Por Camila Santana*
“A energia do corpo muda quando chego no Cerrado. A natureza é muito importante para a nossa saúde física, mental e espiritual”.
Estar na presença de Lucely é um convite a conectar-se com a natureza. De fala mansa e olhar profundo, a quilombola de Mineiros, Goiás, cativa com sua paixão pelo Cerrado e riquezas que dele provém. Não à toa, inicia as reuniões das quais participa com um ritual: pergunta aos participantes sobre a planta favorita. Neste momento de reflexão, distribui essências ou ramos, perfumando a sala com o cheiro das matas. Com as energias renovadas, as atividades prosseguem.
Lucely Morais Pio aprendeu com sua avó Maria Bárbara de Morais, aos cinco anos de idade, as propriedades de cura de cada ramo, folha e flor do Cerrado. Além dos saberes herdados, buscou especialização formal por meio de cursos de medicina tradicional. Hoje, aos 60 anos, seu legado inclui a autoria de publicações como a Farmacopeia Popular do Cerrado, com a listagem das espécies medicinais e formas de manejo, e do Protocolo Comunitário Biocultural das Raizeiras do Cerrado.
“O Cerrado é alimento e cura”, comenta, sobre a importância do bioma. Dedica a vida à proteção desse tesouro medicinal. Integrante de instituições como a Rede Cerrado e a Articulação Pacari, Lucely mobilizou a comunidade para transformação de um antigo canavial, localizado na área que herdou da avó, em um bosque com espécies nativas onde construiu um espaço agroecológico com frutas e plantas medicinais. Hoje são encontradas ali 170 espécies frutíferas e medicinais.
Já no Centro de Plantas Medicinais do Cedro, mais de 450 espécies nativas foram catalogadas com ajuda de Lucely e outras raizeiras da comunidade, que as utilizam para fazer os medicamentos em forma de xaropes, pomadas, sabonetes, pílulas, óleos e garrafadas.
Lucely integra a representação brasileira junto ao DGM Global (Mecanismo de Doação Dedicado a Povos Indígenas e Comunidades Locais), fundo que apoiou a Comunidade do Cedro na recuperação de nascentes do território. “Antes não víamos água em alguns pontos do quilombo. Agora, três anos depois, após cercar e reflorestar com espécies nativas, vemos os olhos d’água jorrarem”, conta.

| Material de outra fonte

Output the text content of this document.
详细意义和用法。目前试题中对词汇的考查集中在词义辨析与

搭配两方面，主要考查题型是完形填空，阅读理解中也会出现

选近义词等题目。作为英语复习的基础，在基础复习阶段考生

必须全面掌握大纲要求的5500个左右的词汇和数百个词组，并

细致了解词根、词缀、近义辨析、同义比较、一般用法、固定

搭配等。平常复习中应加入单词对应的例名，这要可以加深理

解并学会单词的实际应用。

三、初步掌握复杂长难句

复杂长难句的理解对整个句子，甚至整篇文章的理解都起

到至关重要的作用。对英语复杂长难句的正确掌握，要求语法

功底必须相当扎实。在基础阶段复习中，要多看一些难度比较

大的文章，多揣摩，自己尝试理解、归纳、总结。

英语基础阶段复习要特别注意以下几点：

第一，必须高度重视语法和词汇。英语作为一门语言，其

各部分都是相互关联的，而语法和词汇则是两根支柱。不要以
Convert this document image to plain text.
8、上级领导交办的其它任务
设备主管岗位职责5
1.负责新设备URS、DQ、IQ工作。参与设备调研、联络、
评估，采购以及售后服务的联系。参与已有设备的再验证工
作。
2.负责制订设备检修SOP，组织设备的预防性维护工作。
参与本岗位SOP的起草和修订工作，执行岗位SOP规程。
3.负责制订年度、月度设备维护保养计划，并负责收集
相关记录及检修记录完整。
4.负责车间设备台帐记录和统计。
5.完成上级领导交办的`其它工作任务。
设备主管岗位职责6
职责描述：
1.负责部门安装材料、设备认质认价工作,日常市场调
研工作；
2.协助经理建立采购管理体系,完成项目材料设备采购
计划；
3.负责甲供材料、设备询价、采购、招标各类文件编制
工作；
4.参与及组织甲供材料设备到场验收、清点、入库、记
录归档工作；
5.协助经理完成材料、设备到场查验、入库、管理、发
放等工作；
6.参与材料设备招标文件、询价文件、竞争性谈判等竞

“A minha paixão é plantar. Não penso em criar gado ou fazer outra coisa nestas terras que não seja recuperar o Cerrado que um dia foi cana-de-açúcar e roça”, reafirma. As iniciativas transformaram totalmente a paisagem do quilombo, que começou em 1830 com a chegada do tataravô de Lucely, o ex-escravizado Chico Moleque. Após conseguir a alforria, saiu de Minas Gerais e instalou-se com a família a 420 km da capital Goiânia, Goiás. Aos poucos, outros escravizados foram chegando. Atualmente, são 170 chácaras onde vivem de seis a oito famílias em cada.
Transmitindo os saberes
Defensora do Cerrado, a raizeira acredita que a transformação virá das crianças. Faz questão de passar a sabedoria tradicional das plantas que curam para as gerações mais novas. Dos oito netos, seis a acompanham na coleta nas matas. Os outros dois ainda são bebês, mas ela garante que logo seguirão seus passos.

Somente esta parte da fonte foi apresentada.